After comparing one important bit of the balance sheet at Citigroup (NYSE:C) to peers like Bank of America (NYSE:BAC), Wells Fargo (NYSE:WFC), and JPMorgan Chase (NYSE:JPM), I was ready to once again write it off. But a dive beneath the surface reveals that looks can be deceiving.
Diving into deposits
One of the metrics I always like to gauge at the banks is deposits. While the growth won't grab headlines, this is one of the most important elements of a bank's ability to function. After all, deposits allow banks to write loans, and they're a wildly inexpensive way to borrow.
In addition, one of the easiest ways to start a relationship is to have a customer open up a banking account where they park their money.
And quick glance at the topline deposit growth over the last year at the Big Four reveals a number of surprising trends:
First, one of the most eye-opening realities is the massive growth at both JPMorgan Chase and Wells Fargo. Each bank saw its deposits rise by nearly 10% over the last year. Wells Fargo added nearly $100 billion more in deposits, and JPMorgan Chase was up by $120 billion.
Bank of America and Citigroup, however, told a bit of a different story. As you can see, each bank saw its deposits sit essentially unmoved between the first and second quarter.
And as shown below, both the total deposit growth and the rate at which those deposits grew over the last year for both Bank of America and Citigroup far lagged peers Wells Fargo and JPMorgan Chase:
With all that in mind, I was almost ready to write Citigroup off and cite another example of failed operations.

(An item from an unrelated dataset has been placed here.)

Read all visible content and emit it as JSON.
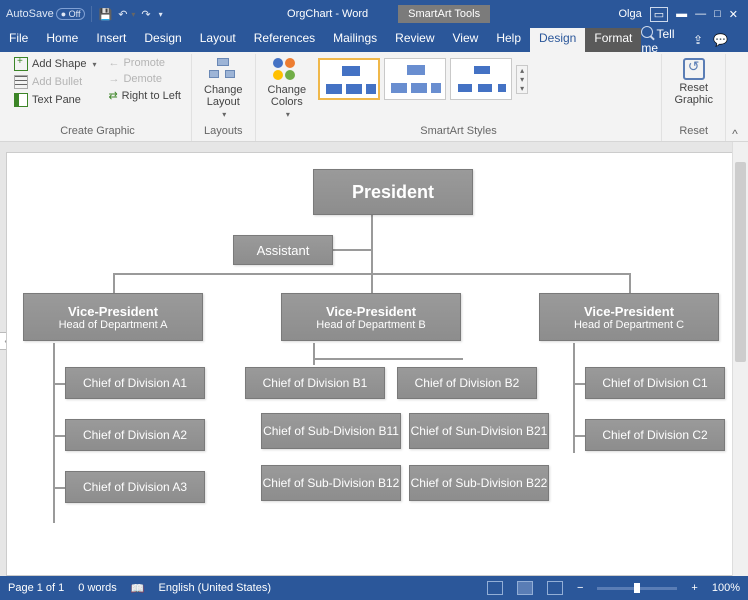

But then I looked at Citigroup's Citigcorp (its good bank) and Citi Holdings (its bad bank).
As you can see, its core operations displayed growth that was in line with the other banks. And somewhat optimistically, it continued to unwind its Citi Holdings positions.
For Citigroup investors, it's encouraging to know the bank's deposit base is growing at roughly the same rate of its better esteemed peers, and even ahead of Bank of America.
And more generally speaking, this is a pointed example why investors who are reviewing the results of companies in the midst of repositioning and changing, like Citigroup, must always dive beneath the broader numbers to determine the true quarterly results of a company, whether for better or for worse.